Meski telah ada Peraturan Pemerintah Nomor 7 Tahun 2008 tentang Pemberian Kompensasi, Restitusi, dan Bantuan kepada Saksi dan Korban, hingga kini para perempuan penyintas kekerasan seksual pelanggaran HAM masa lalu masih mengalami hambatan.
”Perempuan lansia penyintas tragedi 1965 di sejumlah daerah yang membutuhkan perawatan medis yang intensif terus mengalami kesulitan dalam mengakses layanan kesehatan. Skema layanan yang disediakan negara belum memenuhi hak dasar lansia, terutama tempat tinggal dan hak ekonomi,” kata Rainy.
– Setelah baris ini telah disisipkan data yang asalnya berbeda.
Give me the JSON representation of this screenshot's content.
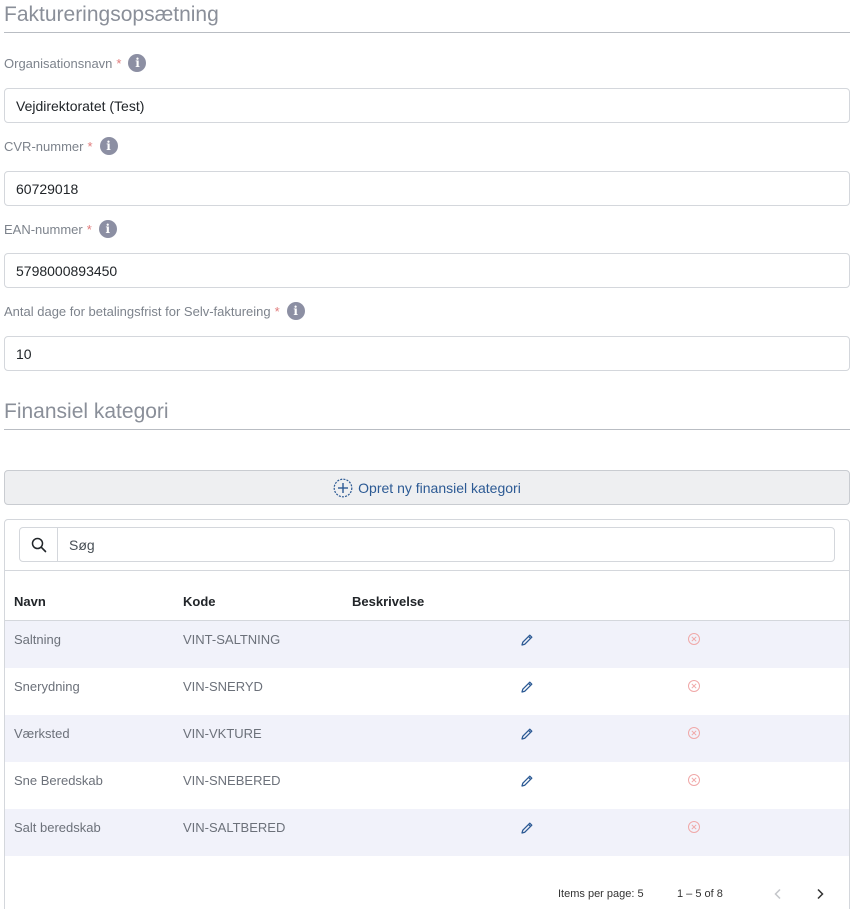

KOMPAS/KHAERUL ANWAR (RUL)
Kalangan perempuan lanjut usa di Desa Sembalun Bumbung, Lombok Timur, Nusa Tenggara Barat, antre mendapat layanan pemeriksaan kesehatan di Rumah Adat Desa Sembalun Bumbung, Kamis (2/8/2018). Kalangan usia lanjut dan perempuan janda ansia memiliki kontribusi terhadap angka kemiskinan di NTB.
Hak atas akses keadilan dan pemulihan bagi lansia, termasuk korban pelanggaran HAM berat, disuarakan Sandrayati Moniaga, anggota Komnas HAM, pada diskusi Peringatan Hari Lansia Nasional 2022 pada 25 Mei lalu.
”Lansia korban pelanggaran HAM berat berhak memiliki kesempatan untuk menuntut keadilan. Setiap korban pelanggaran HAM yang berat, beserta keluarga/ahli warisnya, memiliki hak atas reparasi. Program reparasi harus memberikan perhatian terhadap lansia,” ujar Sandrayati.
Karena itu, negara perlu merumuskan ulang kebijakan-kebijakan yang mendukung prinsip-prinsip perlindungan lansia untuk menjalankan kewajiban negara dalam perlindungan HAM bagi lansia.